Jacqueline Yajing Yao is an M.F.A. at Savannah College Of Art And Design. Her goal is to create long-lasting jewelry and accessories that aren’t just roughly beautiful but also have a soul passed on from generation to generation. Drawing inspiration from music subculture, philosophy, and art, Yao continuously seeks the perfect balance between meaning, beauty, and function while cherishing the heritage of making things by hand in the best possible way. Jewelry expresses a possibility that few observers have ever noticed: Its ability to touch people. She uses a simple way to express complex thoughts, and she believes handmade can build a special relationship with jeweler and wearer.

Kai Kiudsoo-Värv

The purple glow of a willowherb on the edge of a venom-green meadow, a mustard-yellow horizon above a turquoise sea, a pea-green minibus driving past a bright yellow house, snow-white and scarlet dishes on an indigo table… Which moments of life do you recall? The colours, smells and flavours that embody the emotions you have experienced. 

I scroll through the pictures on my phone, searching for the right shot among the familiar assortment of colours. The colour schemes of my recollections.

Some of these schemes were transformed into jewellery with the help of goldsmith Indrek Ikkonen, while others were made by the author herself.

Kai Kiudsoo-Värv (born 1968) is a glass artist. She graduated from the Department of Glass Art at the Estonian Academy of Art with a BA in 1995 and an MA in 2005. Since 1995 she has worked as a freelance artist on a variety of projects, from product design to exhibition projects. Her works include light objects, sculptures, church windows and more. She has taught glass art the Estonian Academy of Art and the Olustvere School of Service and Rural Economics.

Her day-to-day work finds her at the Klaasiklubi glass club in Tallinn, which she founded in 2009 and where she organises and conducts a range of fusing technique courses.

Kai Kiudsoo-Värv has also participated in many exhibitions in Estonia and abroad. Her works can be found in a number of private collections and museums.

Yao Tan

The collection called: “XY” speaks about the subtle ambiguity between females and male. “Infra-mince” of which Marcel Duchamp spoke counted which is barely perceptible, barely identifiable, this notion represents a tiny and singularizing difference.

Her work is built on the ambiguous perception of the body and its imagination.
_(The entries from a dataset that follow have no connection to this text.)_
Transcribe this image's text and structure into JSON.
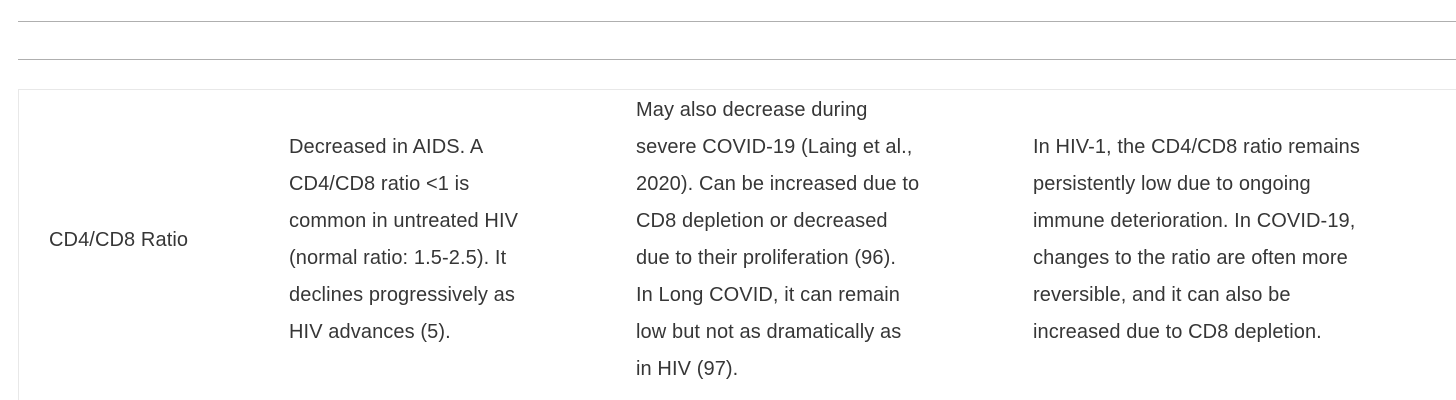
{
  "theme": {
    "background_color": "#ffffff",
    "separator_color": "#afafaf",
    "table_border_color": "#e8e8e8",
    "text_color": "#363636"
  },
  "table": {
    "row": {
      "cells": [
        "CD4/CD8 Ratio",
        "Decreased in AIDS. A\nCD4/CD8 ratio <1 is\ncommon in untreated HIV\n(normal ratio: 1.5-2.5). It\ndeclines progressively as\nHIV advances (5).",
        "May also decrease during\nsevere COVID-19 (Laing et al.,\n2020). Can be increased due to\nCD8 depletion or decreased\ndue to their proliferation (96).\nIn Long COVID, it can remain\nlow but not as dramatically as\nin HIV (97).",
        "In HIV-1, the CD4/CD8 ratio remains\npersistently low due to ongoing\nimmune deterioration. In COVID-19,\nchanges to the ratio are often more\nreversible, and it can also be\nincreased due to CD8 depletion."
      ]
    }
  }
}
The inspiration came from bodily sources, such as vulnerability, mutations, dualities, and formal metamorphosis. Her jewels are like chimeras, tactile and sensitive objects, and always questioning the relationship to our carnal desires. In this series, she looks for ways to interpret issues related to eroticism in a sensitive and poetic, but also ironic and sometimes violent way. 

Yao Tan is an artist and jewellery maker from China. She received her bachelor’s degree in furniture design in 2012, and later a BFA in contemporary art in 2019 and MA in contemporary art in France. 

She is interested in the tension and the strangeness that results from the relationship between an exhibition space and modest sizes objects. Her creations around the perception and imagination of the body to reconstitute paths of sensations in our societies in <crisis of sensitivity> is a kind of resistance to absurd grand narratives.